Seen almost as much clogged venting with Shinglevent II also..... :no:


----------



## pdXammo (Nov 12, 2021)

The ventilation system is fighting itself. It first needs to be balanced between intake and exhaust. The attic venting is defeating the SmartVents. You should not mix venting modes. The air should travel straight up from the SmartVent to the ridge and out. Any other venting present will defeat the function of the primary venting.


----------



## Bud9051 (Nov 11, 2015)

Old thread and your concerns about different types of vents is wrong. Others will read this so I'm adding the correction.

Bud


----------



## pdXammo (Nov 12, 2021)

Bud, I would encourage you to investigate GAF University or other forms of institutional learning about roof ventilation. They explicitly counsel against the mixing of vent types with the exception of intake side vents in the same plane. In this instance, the gable vents could feed the exhaust vents and disallow airflow through the areas where mold is being observed.
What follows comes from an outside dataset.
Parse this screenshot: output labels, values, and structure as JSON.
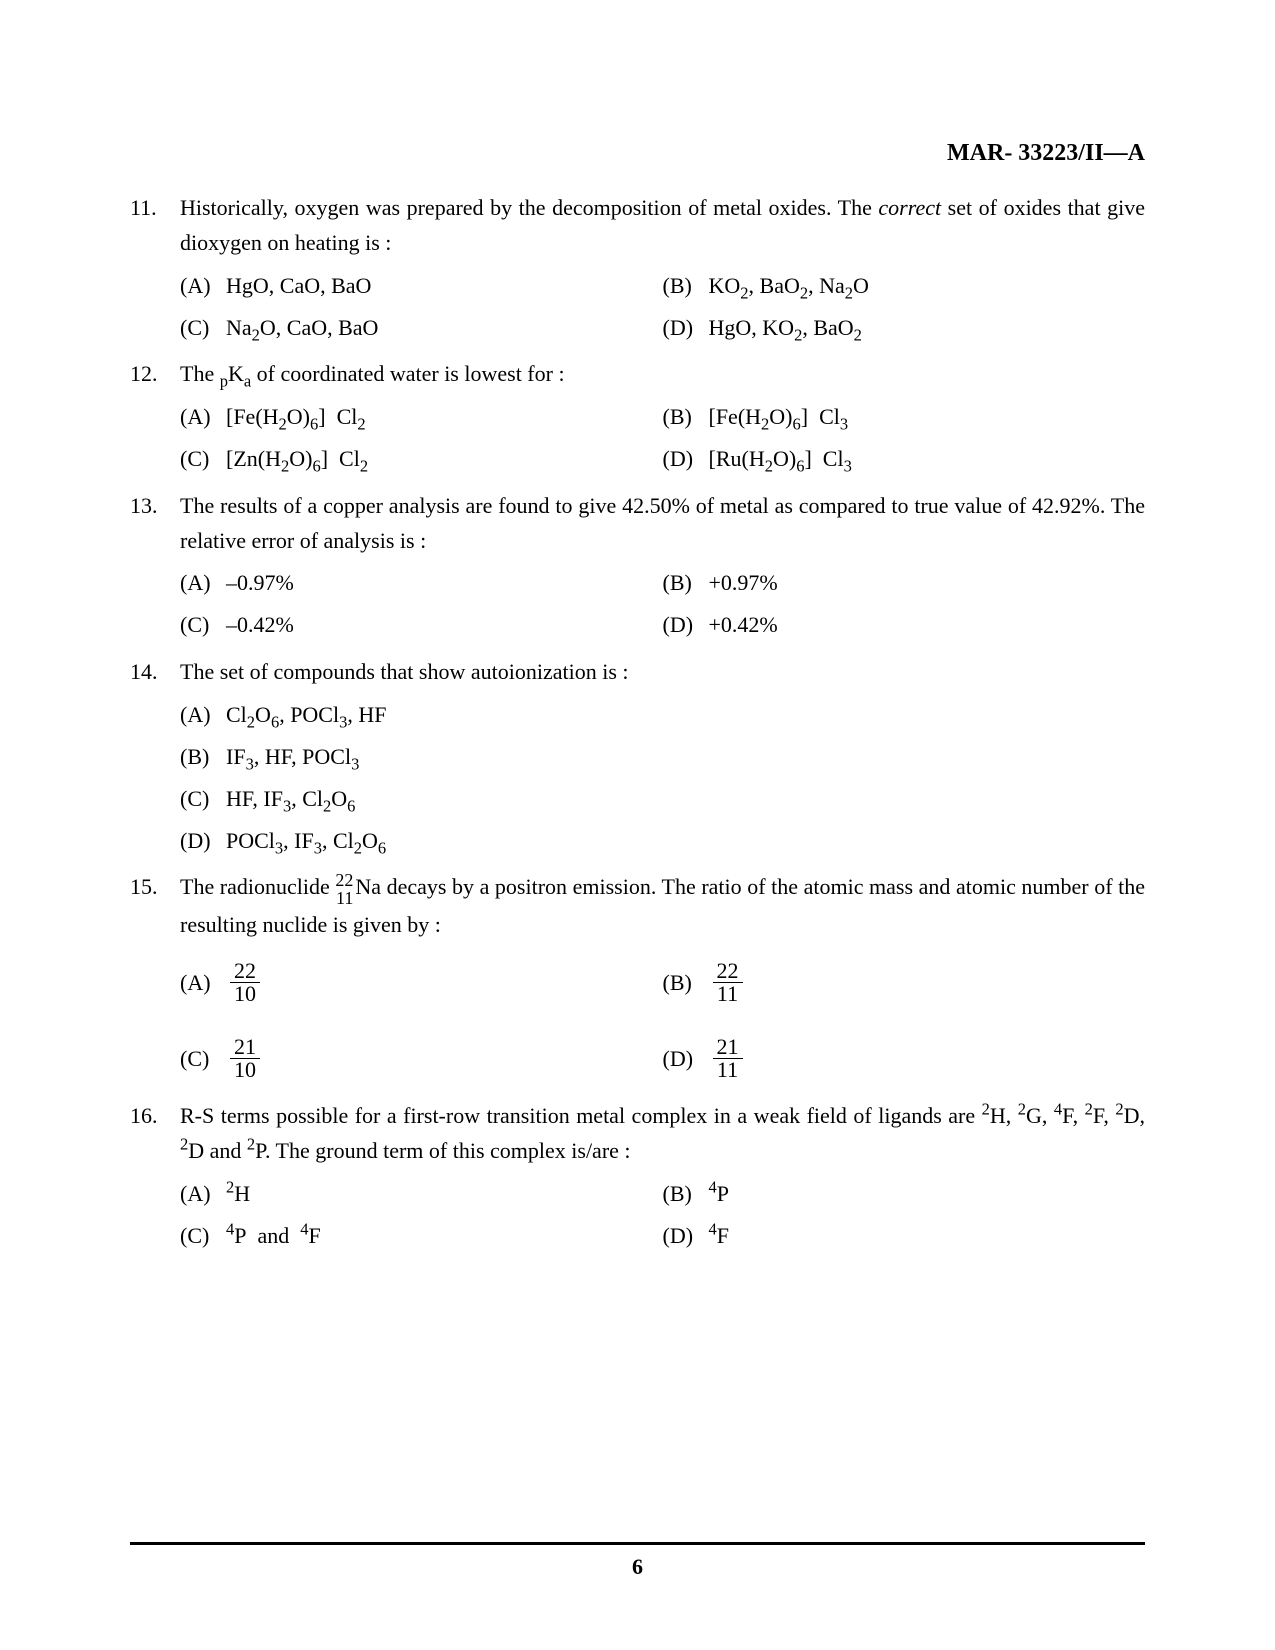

A design imperative is the flow of cooling and drying air under the entire roof deck.








The Most Common Types of Roof Vents for Attic Ventilation


Here's what you need to know about the most common types of roof vents in order to make smart choices for your next project.



www.gaf.com




In this persons case as air flow is lost at the eave from snow the exhaust likely draws from the gable vents and this stops cooling at the eave exacerbating the formation of ice dams.
The OP's vent's were also not correctly installed but, that wouldn't lead to ice damming. The notch was cut too large and there's no I&W. Neither should matter that much if everything else functioned perfectly but, how often is that true?


----------



## Bud9051 (Nov 11, 2015)

The references you give are obsolete but explaining that to you would not be possible, you are sold on that thinking. Air in an attic moves by way of atmospheric pressure, the difference between inside and outside, not by convection.

Vents located above the NPP (neutral pressure plane) will function as exhaust vents regardless of their location.

Enjoy
Bud


----------